The Department of Social Services of the City of New York cannot claim the remainder of a deceased woman’s proposed special needs trust that named the agency as the proposed remainder beneficiary because the trust was not finalized prior to the beneficiary’s death. Gaines v. City of New York (N.Y.Sup.Ct.App.Div.1st Dept., No. 633, 14471/03, March 29, 2016).
Janie Gaines, a Supplemental Security Income (SSI), Medicare and Medicaid recipient, settled a lawsuit and petitioned the court to approve and authorize the creation of a special needs trust to hold the settlement proceeds. One of the defendants conveyed its portion of the settlement to Ms. Gaines’ attorney, who placed the money into her escrow account. However, Ms. Gaines died before the trust could be finalized.

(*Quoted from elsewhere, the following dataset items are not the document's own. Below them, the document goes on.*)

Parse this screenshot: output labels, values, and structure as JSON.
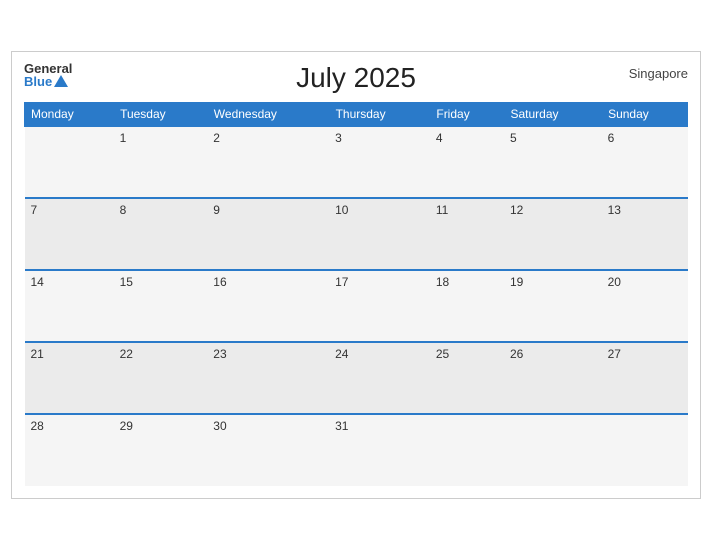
{
  "header": {
    "title": "July 2025",
    "country": "Singapore",
    "logo_general": "General",
    "logo_blue": "Blue"
  },
  "weekdays": [
    "Monday",
    "Tuesday",
    "Wednesday",
    "Thursday",
    "Friday",
    "Saturday",
    "Sunday"
  ],
  "weeks": [
    [
      null,
      "1",
      "2",
      "3",
      "4",
      "5",
      "6"
    ],
    [
      "7",
      "8",
      "9",
      "10",
      "11",
      "12",
      "13"
    ],
    [
      "14",
      "15",
      "16",
      "17",
      "18",
      "19",
      "20"
    ],
    [
      "21",
      "22",
      "23",
      "24",
      "25",
      "26",
      "27"
    ],
    [
      "28",
      "29",
      "30",
      "31",
      null,
      null,
      null
    ]
  ]
}
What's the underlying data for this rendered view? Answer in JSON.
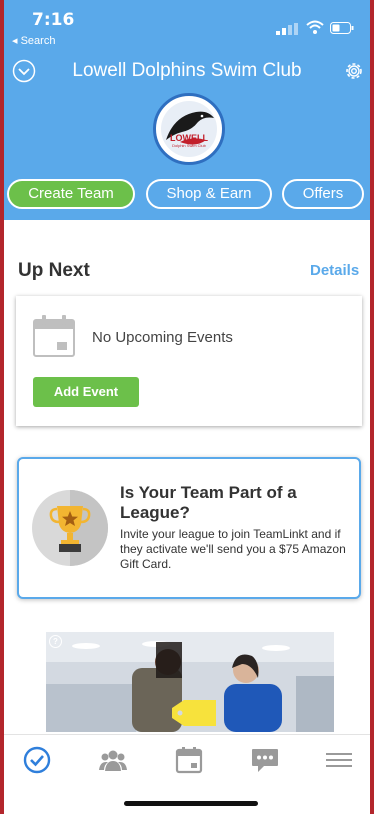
{
  "status": {
    "time": "7:16",
    "back_label": "◂ Search"
  },
  "header": {
    "title": "Lowell Dolphins Swim Club",
    "logo_text": "LOWELL",
    "logo_subtext": "Dolphin Swim Club"
  },
  "actions": {
    "create_team": "Create Team",
    "shop_earn": "Shop & Earn",
    "offers": "Offers"
  },
  "up_next": {
    "heading": "Up Next",
    "details_link": "Details",
    "empty_text": "No Upcoming Events",
    "add_event": "Add Event"
  },
  "league": {
    "title": "Is Your Team Part of a League?",
    "body": "Invite your league to join TeamLinkt and if they activate we'll send you a $75 Amazon Gift Card."
  },
  "ad": {
    "info_glyph": "?"
  },
  "tabs": [
    "home-check-icon",
    "team-icon",
    "calendar-icon",
    "chat-icon",
    "menu-icon"
  ],
  "colors": {
    "brand_blue": "#5aa9ea",
    "green": "#6cc04a",
    "frame_red": "#b3262c"
  }
}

The Department of Social Services of the City of New York, as a remainder beneficiary, filed a motion requesting payment from the funds held by Ms. Gaines’ attorney. The motion court denied the city’s request, finding that the trust never existed and, therefore, the city could not file a claim against it. The city appealed.
The Appellate Division of the Supreme Court of New York, First Department, upholds the trial court’s decision. The court finds that the “decedent’s failure to complete the formalities associated with setting up the SNT prior to her death was fatal to the SNT’s existence. Neither decedent nor the putative trustee executed or acknowledged the proposed trust agreement, and the SNT was never properly funded with the settlement proceeds.”